From its foundation the town distinguished functional zones that persisted with little change until the 4th and 5th centuries. The southern part of the cardo maximus, with tabernae and a probable macellum, was given over to commerce and crafts, the central and eastern area to private housing, and the higher northern zone to public, administrative and religious life.

The circuit of walls is known mainly from documentary and epigraphic evidence and only partially from excavation. A lost inscription, recorded in the 17th century, referred to the building or repair of a murum, and stretches of wall built of caementicium with large granite blocks, with square towers, were found and destroyed at the Carrer Palau in 1979. The wall may date from the foundation of the town.

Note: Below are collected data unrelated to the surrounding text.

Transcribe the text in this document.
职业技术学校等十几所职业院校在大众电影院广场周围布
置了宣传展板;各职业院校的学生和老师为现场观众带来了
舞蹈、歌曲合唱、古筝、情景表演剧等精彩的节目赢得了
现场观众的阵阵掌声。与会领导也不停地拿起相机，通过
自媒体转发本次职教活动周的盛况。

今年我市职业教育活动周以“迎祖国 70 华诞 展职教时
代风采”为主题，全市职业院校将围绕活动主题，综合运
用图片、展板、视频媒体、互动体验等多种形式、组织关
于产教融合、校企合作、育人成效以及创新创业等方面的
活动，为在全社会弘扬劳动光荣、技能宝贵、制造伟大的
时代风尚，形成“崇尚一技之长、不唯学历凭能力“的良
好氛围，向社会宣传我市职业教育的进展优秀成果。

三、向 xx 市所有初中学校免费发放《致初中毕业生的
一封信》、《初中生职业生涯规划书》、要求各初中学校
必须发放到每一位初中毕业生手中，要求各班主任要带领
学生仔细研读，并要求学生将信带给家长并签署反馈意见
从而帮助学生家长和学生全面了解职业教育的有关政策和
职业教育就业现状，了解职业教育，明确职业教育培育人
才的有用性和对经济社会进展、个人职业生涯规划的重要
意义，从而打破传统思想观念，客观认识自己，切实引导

=== Public buildings and town houses ===
The forum was first sought beneath the Plaça Gran but is now located in the area of the church of Santa Maria, the highest point of the Roman town. It was a porticoed square with columns of the Tuscan order, furnished with statues whose pedestals include dedications by the town's seviri Augustales. The macellum, identified beneath the Plaça Xica, was a large rectangular building with a granite portico and an underground cryptoportico, one of the earliest structures in the town, built around 100 BC.

A large bath building, probably built in the Flavian period, occupied the rise now known as the Plaça de Can Xammar, with a view over the coast. Its thermal function is confirmed by the excavations of 1987 and by the recovery of a marble statue of Venus, the so-called Venus of Iluro, and the complex included a large central hall paved in mosaic, two small pools and a semicircular room with marble latrines. The Venus, of which only fragments survive, has been attributed to the workshop of Aphrodisias in Asia Minor and dated to the first half of the 2nd century.

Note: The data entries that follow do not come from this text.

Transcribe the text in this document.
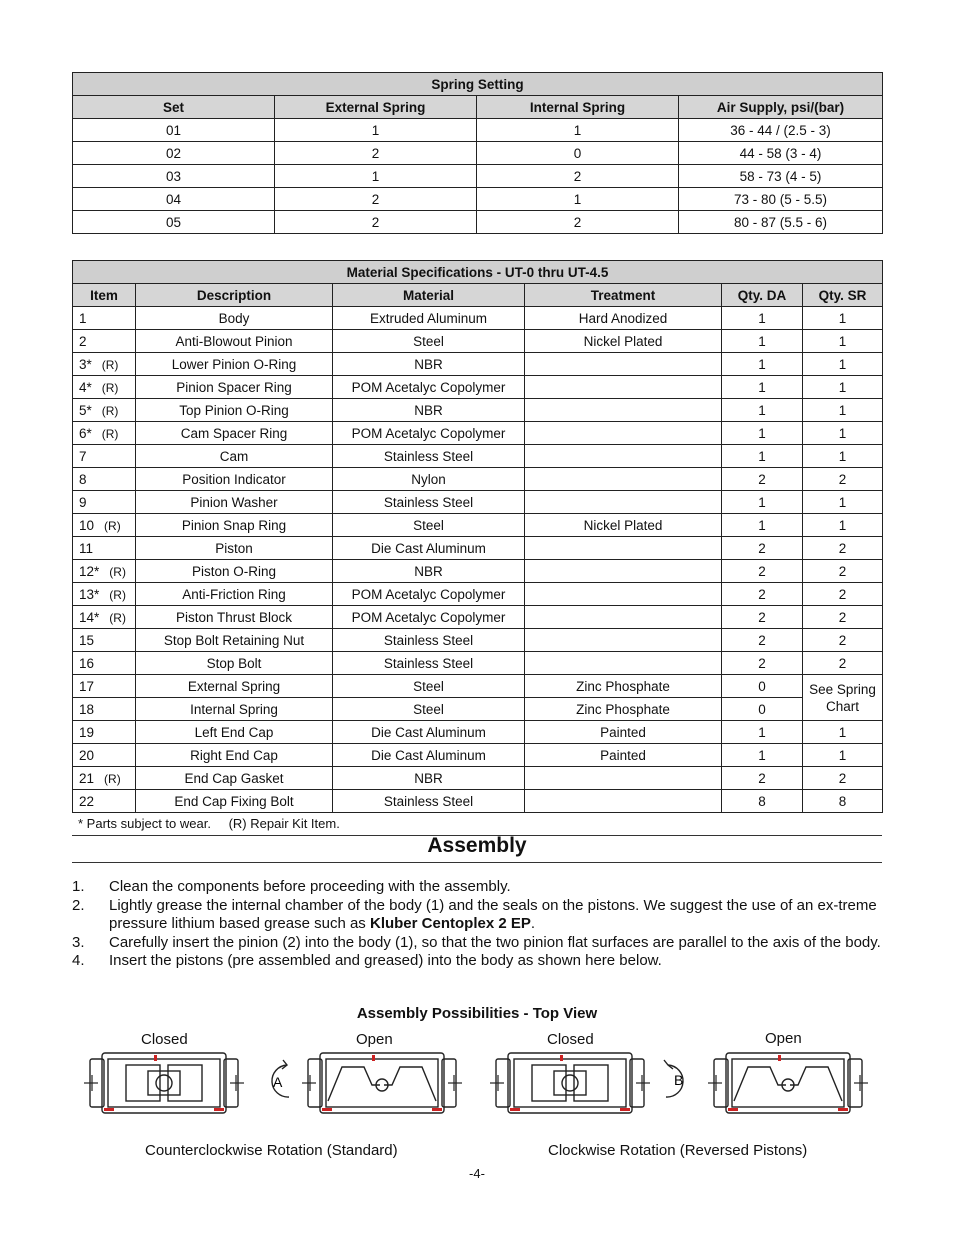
Spring Setting			
Set	External Spring	Internal Spring	Air Supply, psi/(bar)
01	1	1	36 - 44 / (2.5 - 3)
02	2	0	44 - 58 (3 - 4)
03	1	2	58 - 73 (4 - 5)
04	2	1	73 - 80 (5 - 5.5)
05	2	2	80 - 87 (5.5 - 6)
Material Specifications - UT-0 thru UT-4.5					
Item	Description	Material	Treatment	Qty. DA	Qty. SR
1	Body	Extruded Aluminum	Hard Anodized	1	1
2	Anti-Blowout Pinion	Steel	Nickel Plated	1	1
3* (R)	Lower Pinion O-Ring	NBR		1	1
4* (R)	Pinion Spacer Ring	POM Acetalyc Copolymer		1	1
5* (R)	Top Pinion O-Ring	NBR		1	1
6* (R)	Cam Spacer Ring	POM Acetalyc Copolymer		1	1
7	Cam	Stainless Steel		1	1
8	Position Indicator	Nylon		2	2
9	Pinion Washer	Stainless Steel		1	1
10 (R)	Pinion Snap Ring	Steel	Nickel Plated	1	1
11	Piston	Die Cast Aluminum		2	2
12* (R)	Piston O-Ring	NBR		2	2
13* (R)	Anti-Friction Ring	POM Acetalyc Copolymer		2	2
14* (R)	Piston Thrust Block	POM Acetalyc Copolymer		2	2
15	Stop Bolt Retaining Nut	Stainless Steel		2	2
16	Stop Bolt	Stainless Steel		2	2
17	External Spring	Steel	Zinc Phosphate	0	See Spring Chart
18	Internal Spring	Steel	Zinc Phosphate	0	
19	Left End Cap	Die Cast Aluminum	Painted	1	1
20	Right End Cap	Die Cast Aluminum	Painted	1	1
21 (R)	End Cap Gasket	NBR		2	2
22	End Cap Fixing Bolt	Stainless Steel		8	8
* Parts subject to wear. (R) Repair Kit Item.
Assembly
1. Clean the components before proceeding with the assembly.
2. Lightly grease the internal chamber of the body (1) and the seals on the pistons. We suggest the use of an ex-treme pressure lithium based grease such as Kluber Centoplex 2 EP.
3. Carefully insert the pinion (2) into the body (1), so that the two pinion flat surfaces are parallel to the axis of the body.
4. Insert the pistons (pre assembled and greased) into the body as shown here below.
Assembly Possibilities - Top View
Closed	Open	Closed	Open
A	B
Counterclockwise Rotation (Standard)	Clockwise Rotation (Reversed Pistons)
-4-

Three wealthy domus are known, on the Plaça Gran, the Carrer de la Palma and the insula of Can Cruzate. The best documented, on the Plaça Gran, was arranged around a peristyle and paved with opus signinum mosaics, including a panel with confronted dolphins whose closest parallels are at Glanum, Celsa and Caminreal.

=== Cemeteries ===
The high-imperial cemeteries lay outside the town, along the banks of the Riera and the Via Augusta, with burials mostly in tegulae and a date range from the 1st century BC to the 4th century AD. In late antiquity the main burial ground moved to the area around the church of Santa Maria, then a Christian cult place. Among its graves was the opus signinum funerary slab with a chi-rho, probably marking the burial of a person of ecclesiastical rank.